1-Bit Wonder: Improving QAT Performance in the Low-Bit Regime through K-Means Quantization
This work addresses the problem of reducing memory footprint in large language models (LLMs) for practitioners, though it is incremental as it builds on existing QAT methods with a new quantization approach.
The paper tackled the challenge of optimizing quantization-aware training (QAT) for low-bit regimes by showing that k-means weight quantization outperforms integer formats and achieves the best performance on generative downstream tasks with 1-bit quantized weights under a fixed memory budget.

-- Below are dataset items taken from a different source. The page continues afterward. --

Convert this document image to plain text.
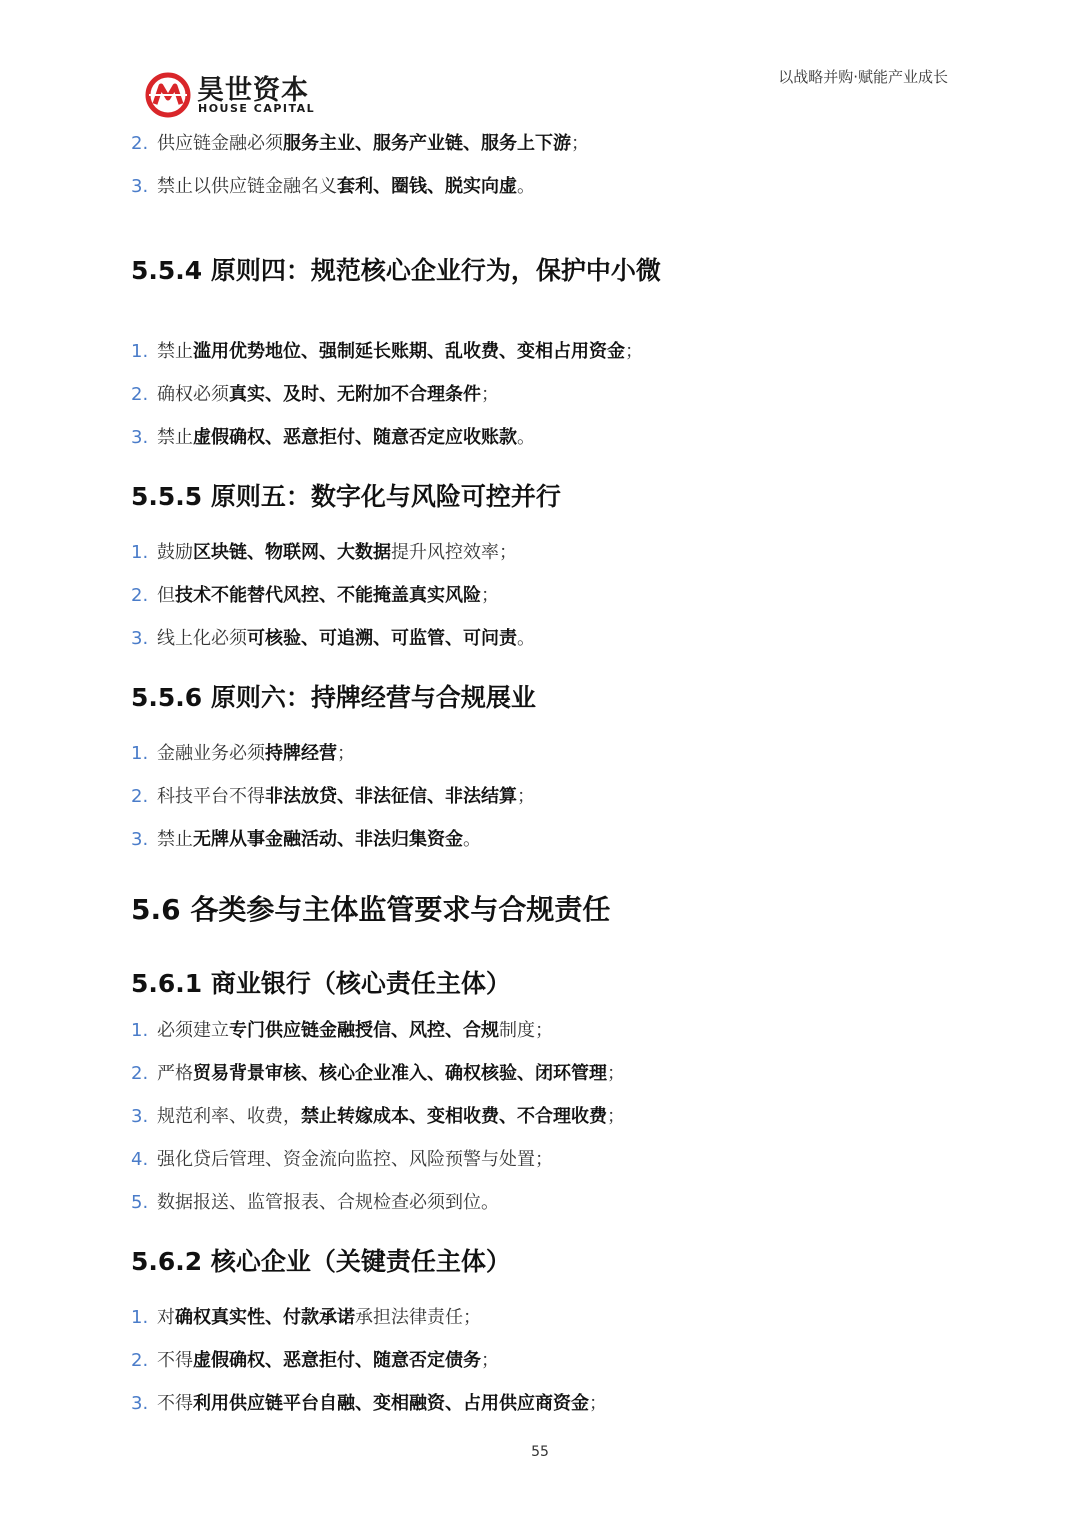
以战略并购·赋能产业成长
昊世资本
HOUSE CAPITAL
2. 供应链金融必须服务主业、服务产业链、服务上下游；
3. 禁止以供应链金融名义套利、圈钱、脱实向虚。
5.5.4 原则四：规范核心企业行为，保护中小微
1. 禁止滥用优势地位、强制延长账期、乱收费、变相占用资金；
2. 确权必须真实、及时、无附加不合理条件；
3. 禁止虚假确权、恶意拒付、随意否定应收账款。
5.5.5 原则五：数字化与风险可控并行
1. 鼓励区块链、物联网、大数据提升风控效率；
2. 但技术不能替代风控、不能掩盖真实风险；
3. 线上化必须可核验、可追溯、可监管、可问责。
5.5.6 原则六：持牌经营与合规展业
1. 金融业务必须持牌经营；
2. 科技平台不得非法放贷、非法征信、非法结算；
3. 禁止无牌从事金融活动、非法归集资金。
5.6 各类参与主体监管要求与合规责任
5.6.1 商业银行（核心责任主体）
1. 必须建立专门供应链金融授信、风控、合规制度；
2. 严格贸易背景审核、核心企业准入、确权核验、闭环管理；
3. 规范利率、收费，禁止转嫁成本、变相收费、不合理收费；
4. 强化贷后管理、资金流向监控、风险预警与处置；
5. 数据报送、监管报表、合规检查必须到位。
5.6.2 核心企业（关键责任主体）
1. 对确权真实性、付款承诺承担法律责任；
2. 不得虚假确权、恶意拒付、随意否定债务；
3. 不得利用供应链平台自融、变相融资、占用供应商资金；
55
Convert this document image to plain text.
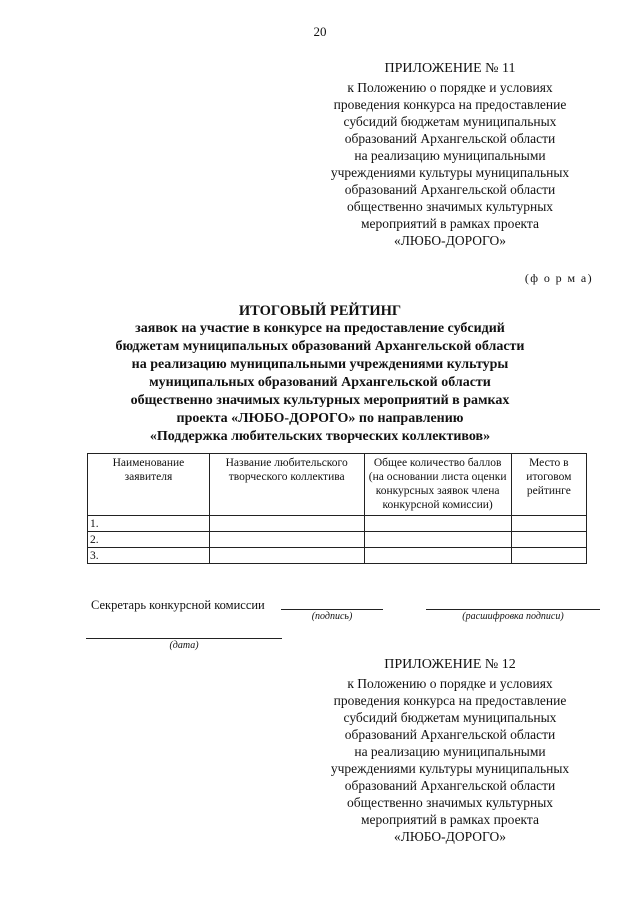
20
ПРИЛОЖЕНИЕ № 11
к Положению о порядке и условиях
проведения конкурса на предоставление
субсидий бюджетам муниципальных
образований Архангельской области
на реализацию муниципальными
учреждениями культуры муниципальных
образований Архангельской области
общественно значимых культурных
мероприятий в рамках проекта
«ЛЮБО-ДОРОГО»
(ф о р м а)
ИТОГОВЫЙ РЕЙТИНГ
заявок на участие в конкурсе на предоставление субсидий
бюджетам муниципальных образований Архангельской области
на реализацию муниципальными учреждениями культуры
муниципальных образований Архангельской области
общественно значимых культурных мероприятий в рамках
проекта «ЛЮБО-ДОРОГО» по направлению
«Поддержка любительских творческих коллективов»
Наименование заявителя	Название любительского творческого коллектива	Общее количество баллов (на основании листа оценки конкурсных заявок члена конкурсной комиссии)	Место в итоговом рейтинге
1.			
2.			
3.			
Секретарь конкурсной комиссии
(подпись)	(расшифровка подписи)
(дата)
ПРИЛОЖЕНИЕ № 12
к Положению о порядке и условиях
проведения конкурса на предоставление
субсидий бюджетам муниципальных
образований Архангельской области
на реализацию муниципальными
учреждениями культуры муниципальных
образований Архангельской области
общественно значимых культурных
мероприятий в рамках проекта
«ЛЮБО-ДОРОГО»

Quantization-aware training (QAT) is an effective method to drastically reduce the memory footprint of LLMs while keeping performance degradation at an acceptable level. However, the optimal choice of quantization format and bit-width presents a challenge in practice. The full design space of quantization is not fully explored in the context of QAT, and the precise trade-off between quantization and downstream performance is poorly understood, as comparisons often rely solely on perplexity-based evaluations. In this work, we address these shortcomings with an empirical study of QAT in the low-bit regime. We show that k-means based weight quantization outperforms integer formats and can be implemented efficiently on standard hardware. Furthermore, we find that, under a fixed inference memory budget, the best performance on generative downstream tasks is achieved with $1$-bit quantized weights.